Ii get that reference and hate you for reminding me of it.

[–] lost_faith@lemmy.ca 2 points 1 year ago

Of course it will come back, soon as Win10 EoL

[–] Lath@kbin.earth 12 points 1 year ago

Dunno, but within the context, Microsoft claimed only ads for Microsoft products. Now, whether those products are predatory mobile games for example, well that's technically within the said terms. It's basically a matter of scope and wordplay.

[–] DaddleDew@lemmy.world 18 points 1 year ago* (last edited 1 year ago) (1 children)

Microsoft is dead to me.

Maybe if after a disastrous enough reception of Windows 11 they might make a Windows 12 that actually cares about being more palatable to the users, like they did with Windows 7 following the disaster that was Vista.
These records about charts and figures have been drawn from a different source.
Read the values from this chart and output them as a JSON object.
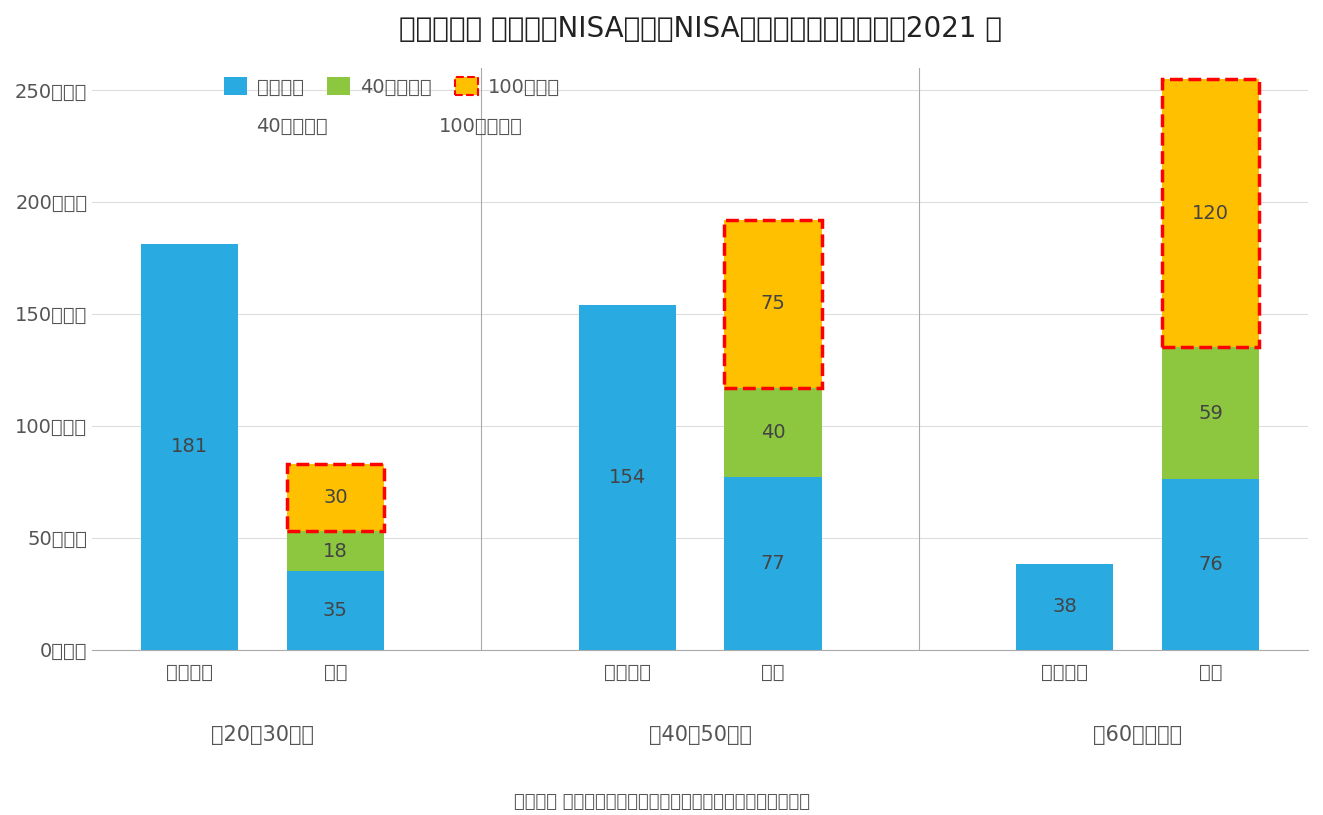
{
  "title": "》図表２》 つみたてNISAと一舮NISAの買付額別の口座数：2021 年",
  "footnote": "（資料） 金融庁公表資料より作成。買付があった口座のみ。",
  "groups": [
    "Ｃ20・30歳代",
    "Ｃ40・50歳代",
    "Ｃ60歳代以上"
  ],
  "bar_labels": [
    "つみたて",
    "一舮"
  ],
  "legend_label_blue_line1": "０円超、",
  "legend_label_blue_line2": "40万円以下",
  "legend_label_green_line1": "40万円超、",
  "legend_label_green_line2": "100万円以下",
  "legend_label_orange": "100万円超",
  "colors": [
    "#29ABE2",
    "#8DC63F",
    "#FFC000"
  ],
  "data": {
    "tsumitate": [
      181,
      154,
      38
    ],
    "ippan_blue": [
      35,
      77,
      76
    ],
    "ippan_green": [
      18,
      40,
      59
    ],
    "ippan_orange": [
      30,
      75,
      120
    ]
  },
  "ylim": [
    0,
    260
  ],
  "yticks": [
    0,
    50,
    100,
    150,
    200,
    250
  ],
  "ytick_labels": [
    "0万口座",
    "50万口座",
    "100万口座",
    "150万口座",
    "200万口座",
    "250万口座"
  ],
  "background_color": "#FFFFFF",
  "title_fontsize": 20,
  "tick_fontsize": 14,
  "label_fontsize": 14,
  "bar_value_fontsize": 14,
  "legend_fontsize": 14,
  "group_label_fontsize": 15
}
But I think they'll most probably only move to meet us halfway like they did with Windows 10 following the other disaster that was 8. Where they replaced a major irritant with another and then slowly stacked more and more irritants with updates thereafter. They are too addicted to the revenue from data harvesting to give it up.

[–] pastermil@sh.itjust.works 2 points 1 year ago (1 children)

Lol

I think you expected too much out of them

[–] DaddleDew@lemmy.world 5 points 1 year ago* (last edited 1 year ago)

The sad part is that all of this is all self-inflicted in the name of "growth" for the shareholders. They absolutely could take 7, modernize it, call it "12" and release it as a lightweight, fast and more privacy-respecting OS. It would probably be far cheaper to make as well.

But that's not what the Corporate elements of the company want. They see the OS as a platform to force feed to the users features that they can market as "lucrative" to the shareholders. Nobody else wants that. I predict that Windows 12 will have some sort of baked in "AI" that you can't get rid of as a bare minimum.

But this is none of my concern. They've finally pushed me over the hump and now I'm 100% sold to Linux. It has gotten so much more approachable than it used to be. Especially with Mint.

[–] RedWeasel@lemmy.world 13 points 1 year ago

They aren't ads. They are "App Promotions".

[–] TheFeatureCreature@lemmy.world 11 points 1 year ago* (last edited 1 year ago) (1 children)

W11 is such a great example of how out-of-touch Microsoft's management and shareholders are. Its market share is tiny compared to W10 and is actively decreasing and they think pulling stunts like this is going to be beneficial in some way. Like even if you follow the usual routine of enshittification, they've missed the entire part where they expand their userbase first before making things worse.

MS needs a leadership shakeup so badly.

[–] BearOfaTime@lemm.ee 1 points 1 year ago

Meh, I despise this bullshit too, but it only affects home users, and their bread and butter is corporate, which they own.

I'd say a minor misstep, that they can easily recover from (and I say this grudgingly, because this crap really pisses me off).